Take a moment and think back to a museum experience you had that you found deeply satisfying, engaging, or intellectually stimulating. Do you remember how you felt during that experience? What did you see or do that made that experience so meaningful? Does that museum have a special spot in your heart?
In all likelihood, the experience you are remembering exemplifies what museums do best when they truly, deeply, engage their visitors, and it likely illustrates how a museum best fulfills its mission.
We are obsessed with trying to figure out what it is about those museum experiences that have created meaningful experiences for visitors, and figuring it out is absolutely crucial to museums if they are going to survive, and thrive, in an uncertain future when a plethora of other meaningful, or even superficial, experiences are competing for attention and for financial support.
Or, to put it another way, strategically thinking about how to make museum visits the most meaningful for all visitors can put a museum on the path of being relevant, valued, and successful at what it does while also proving the case for support for philanthropic dollars. Why? Because we find that adults who have had particularly meaningful experiences appear to visit more often, tell others to visit, are more curious and engaged citizens, are more philanthropic towards museums, and think that museums are vital assets in their communities. Those are some pretty big reasons.
Over the next several posts, we will be looking specifically at adult engagement in museums. Last winter, in our study of children’s museum visitors, we asked respondents to tell us about their most satisfying, engaging, or stimulating museum experience. We carefully worded the question this way because we wanted to understand what engaged them content-wise and because we did not want to capture experiences that were really about their children (please note that we do consider the social/family aspect of museum visits to be very important, but that is a different topic and study; we wanted to stay focused on the individual adult experience with museums and their content). Because parents who visit children’s museums are most likely to be parents that disregard their own interests and curiosity, our sample was going to consist of the toughest adult museum visitors out there – the ones that may not even really think of themselves as museum visitors.

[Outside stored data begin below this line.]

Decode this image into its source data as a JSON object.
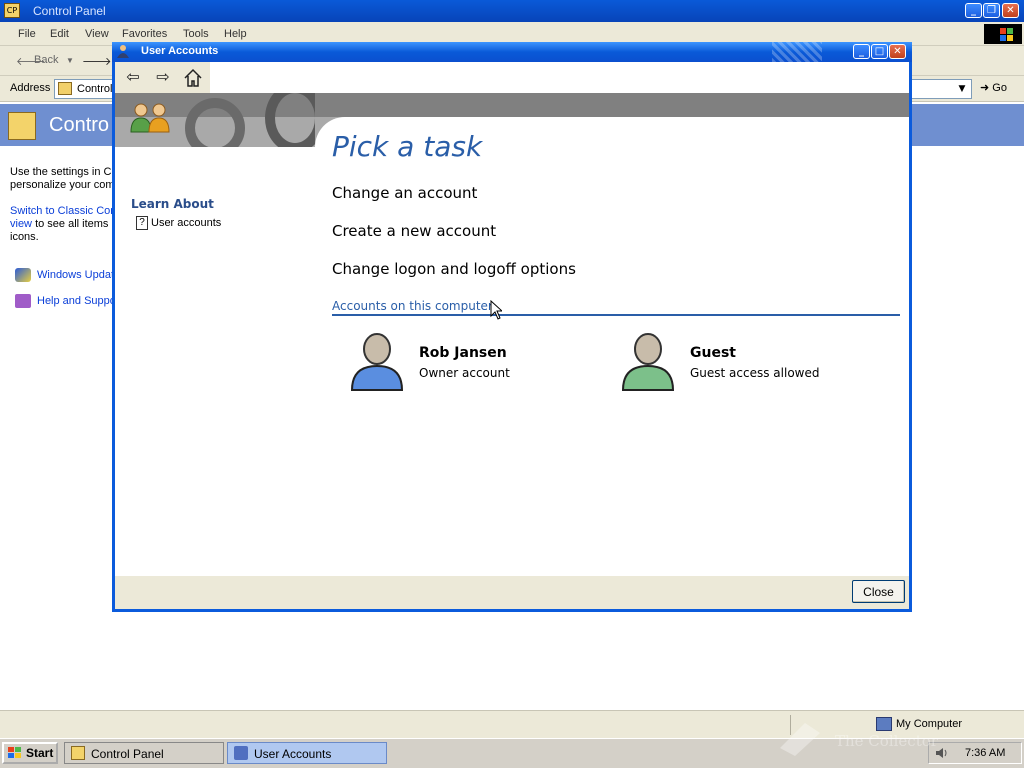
{
  "control_panel": {
    "title": "Control Panel",
    "menu": [
      "File",
      "Edit",
      "View",
      "Favorites",
      "Tools",
      "Help"
    ],
    "toolbar": {
      "back_label": "Back"
    },
    "address": {
      "label": "Address",
      "value": "Control",
      "go_label": "Go"
    },
    "banner_title": "Contro",
    "left_pane": {
      "description": "Use the settings in Co\npersonalize your com",
      "switch_link": "Switch to Classic Cont\nview",
      "switch_rest": " to see all items a\nicons.",
      "see_also": [
        "Windows Updat",
        "Help and Suppo"
      ]
    }
  },
  "user_accounts": {
    "title": "User Accounts",
    "pick_title": "Pick a task",
    "tasks": [
      "Change an account",
      "Create a new account",
      "Change logon and logoff options"
    ],
    "learn_about": {
      "heading": "Learn About",
      "items": [
        "User accounts"
      ]
    },
    "accounts_heading": "Accounts on this computer",
    "accounts": [
      {
        "name": "Rob Jansen",
        "type": "Owner account",
        "color": "#5a8ee0"
      },
      {
        "name": "Guest",
        "type": "Guest access allowed",
        "color": "#7cc08a"
      }
    ],
    "close_label": "Close"
  },
  "statusbar": {
    "my_computer": "My Computer"
  },
  "taskbar": {
    "start_label": "Start",
    "tasks": [
      {
        "label": "Control Panel",
        "active": false
      },
      {
        "label": "User Accounts",
        "active": true
      }
    ],
    "clock": "7:36 AM"
  },
  "watermark": "The Collector"
}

We captured over 4,400 experiences, overwhelmingly from mothers of young children, but also from fathers and grandparents. While these demographic and life stage characteristics should be kept in mind, it should be noted that we have used similar versions of this question in our qualitative client work, and overall the results that we’ll be sharing over the next several posts are consistent with those who have different demographic characteristics or are in different life stages. That is, our initial results appear to indicate that the most meaningful museum experiences are rather universal in nature, though there are some nuances that add a lot of complexity to our analysis.
We’ll be sharing the sometimes surprising and totally fascinating initial findings this fall, seeking out patterns in what adults find most meaningful and engaging about museums. Additionally, we’ll be examining how these patterns, and actual behaviors in museums, sometimes indicate unexpressed desires that simply are not mentioned when we explicitly ask visitors why they visit museums. We don’t claim to have any magic bullets for creating a meaningful and engaging museum experience for all visitors, but we do feel we are making a crucial start on helping museums plan a more meaningful future for themselves and their visitors.
One final note. We have not forgotten about children and what makes an experience particularly meaningful and memorable to them. We’ll address that topic in future posts as well!